Risponderò invece che la tesi implicita (e in sé condivisibile) che ci vorrebbero più donne al potere va raffinata. In realtà, le donne non mancano; e non tutte si comportano come vorrebbero far credere gli articoli. Sarah Huckabee Sanders, già addetto stampa di Trump, e Betsy DeVos, ministro (ministra, se volete) dell'istruzione sono borghesi e razziste quanto il loro capo di gabinetto, se non peggio. E io non mi sono mai fidato nemmeno di Hilary Clinton.

È altrettanto vero, però, che c'è un razzismo e un sessismo residuale fortissimi e che almeno dall'epoca dell'amministrazione Reagan (la controparte americana di Margaret Thatcher) l'idea del potere s'è avviluppata sul modello del sopruso violento. Trump è stato eletto proprio perché nel suo show televisivo "The Apprentice", dava corpo proprio al capetto-kapo facile al sopruso e al mettere i suoi dipendenti l'uno contro l'altro, dandola vinta a chi faceva la voce più grossa e aveva il coraggio di essere violento. Chiunque abbia una pratica minima anche solo di lavoro di gruppo sa benissimo che si va avanti a sforzi collettivi e non a rivalità interne; ma la lotta di tutti contro tutti risponde alle paure più recondite di una cultura che vede nelle armi un bene di rifugio e nel maschio armato il baluardo estremo a difesa di quella che Giorgio Agamben chiama "vita nuda".

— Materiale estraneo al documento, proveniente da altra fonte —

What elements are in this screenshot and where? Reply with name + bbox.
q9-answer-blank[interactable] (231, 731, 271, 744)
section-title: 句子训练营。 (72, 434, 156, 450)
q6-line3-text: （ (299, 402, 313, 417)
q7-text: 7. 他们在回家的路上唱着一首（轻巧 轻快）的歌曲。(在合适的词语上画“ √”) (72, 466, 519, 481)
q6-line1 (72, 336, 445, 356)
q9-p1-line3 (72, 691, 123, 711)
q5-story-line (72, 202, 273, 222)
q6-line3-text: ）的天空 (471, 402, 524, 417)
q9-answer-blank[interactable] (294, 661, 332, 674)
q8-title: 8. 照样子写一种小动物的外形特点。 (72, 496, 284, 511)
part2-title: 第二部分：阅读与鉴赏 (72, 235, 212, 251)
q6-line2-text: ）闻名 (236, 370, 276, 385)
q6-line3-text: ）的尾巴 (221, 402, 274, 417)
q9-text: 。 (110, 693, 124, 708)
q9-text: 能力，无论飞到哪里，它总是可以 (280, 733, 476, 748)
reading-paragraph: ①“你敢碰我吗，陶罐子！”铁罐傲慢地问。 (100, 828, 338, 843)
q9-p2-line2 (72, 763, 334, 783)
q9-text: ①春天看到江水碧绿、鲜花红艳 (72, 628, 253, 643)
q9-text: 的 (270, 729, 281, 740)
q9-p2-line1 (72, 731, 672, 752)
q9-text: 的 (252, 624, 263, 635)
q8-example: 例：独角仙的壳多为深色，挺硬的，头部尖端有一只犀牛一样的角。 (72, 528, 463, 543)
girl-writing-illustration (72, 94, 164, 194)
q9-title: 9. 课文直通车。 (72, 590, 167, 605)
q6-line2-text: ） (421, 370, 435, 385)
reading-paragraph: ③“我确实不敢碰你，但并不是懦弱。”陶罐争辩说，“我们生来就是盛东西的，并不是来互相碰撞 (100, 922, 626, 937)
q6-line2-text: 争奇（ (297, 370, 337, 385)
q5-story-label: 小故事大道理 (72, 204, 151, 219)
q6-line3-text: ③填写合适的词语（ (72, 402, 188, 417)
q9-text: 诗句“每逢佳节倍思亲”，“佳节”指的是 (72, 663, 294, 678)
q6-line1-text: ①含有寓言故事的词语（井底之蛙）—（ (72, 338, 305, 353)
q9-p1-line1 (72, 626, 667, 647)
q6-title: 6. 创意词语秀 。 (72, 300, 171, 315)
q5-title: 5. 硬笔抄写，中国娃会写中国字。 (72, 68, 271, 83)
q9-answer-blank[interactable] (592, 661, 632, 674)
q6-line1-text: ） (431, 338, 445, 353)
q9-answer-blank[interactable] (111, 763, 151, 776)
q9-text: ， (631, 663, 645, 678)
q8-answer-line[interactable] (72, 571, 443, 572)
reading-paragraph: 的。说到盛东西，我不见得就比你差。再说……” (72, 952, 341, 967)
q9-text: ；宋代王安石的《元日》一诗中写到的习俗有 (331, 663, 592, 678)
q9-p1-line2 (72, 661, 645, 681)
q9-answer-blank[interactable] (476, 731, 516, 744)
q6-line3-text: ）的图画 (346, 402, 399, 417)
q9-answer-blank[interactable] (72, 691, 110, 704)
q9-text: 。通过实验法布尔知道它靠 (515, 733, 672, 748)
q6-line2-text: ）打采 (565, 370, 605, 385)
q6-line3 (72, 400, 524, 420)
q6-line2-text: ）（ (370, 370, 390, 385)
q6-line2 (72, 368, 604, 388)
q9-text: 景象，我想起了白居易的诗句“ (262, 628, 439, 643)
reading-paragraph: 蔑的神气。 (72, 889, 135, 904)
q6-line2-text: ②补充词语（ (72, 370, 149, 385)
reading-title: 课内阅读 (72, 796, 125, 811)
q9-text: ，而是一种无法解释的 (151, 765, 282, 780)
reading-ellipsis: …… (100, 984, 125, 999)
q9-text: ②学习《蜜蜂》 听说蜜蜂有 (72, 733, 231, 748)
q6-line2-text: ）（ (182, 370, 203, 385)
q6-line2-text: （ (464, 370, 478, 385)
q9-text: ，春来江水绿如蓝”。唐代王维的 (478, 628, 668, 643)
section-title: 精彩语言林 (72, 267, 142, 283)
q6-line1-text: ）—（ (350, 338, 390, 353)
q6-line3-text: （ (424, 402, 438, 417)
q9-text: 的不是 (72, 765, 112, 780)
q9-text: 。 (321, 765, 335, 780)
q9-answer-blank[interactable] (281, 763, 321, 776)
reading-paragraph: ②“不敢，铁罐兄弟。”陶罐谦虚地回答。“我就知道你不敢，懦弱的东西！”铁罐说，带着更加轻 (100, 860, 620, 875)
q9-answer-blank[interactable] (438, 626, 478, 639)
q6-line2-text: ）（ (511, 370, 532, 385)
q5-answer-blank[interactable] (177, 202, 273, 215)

Il comportamento di Donald Trump, purtroppo, non ha spinto gli americani ad esaminare il loro subconscio e a fare i conti con la violenza originaria da cui sono sorti, cioè il genocidio delle popolazioni indigene in virtù (lo dicevo anche rispondendo a Sara Quaranta) di un destino manifesto della nazione americana, che doveva espandersi verso ovest. Chissà perché, a me il falso biondo di Trump ricorda la chioma iconica del Generale Custer, uno degli uomini più crudeli della storia. Però questo è un altro capitolo.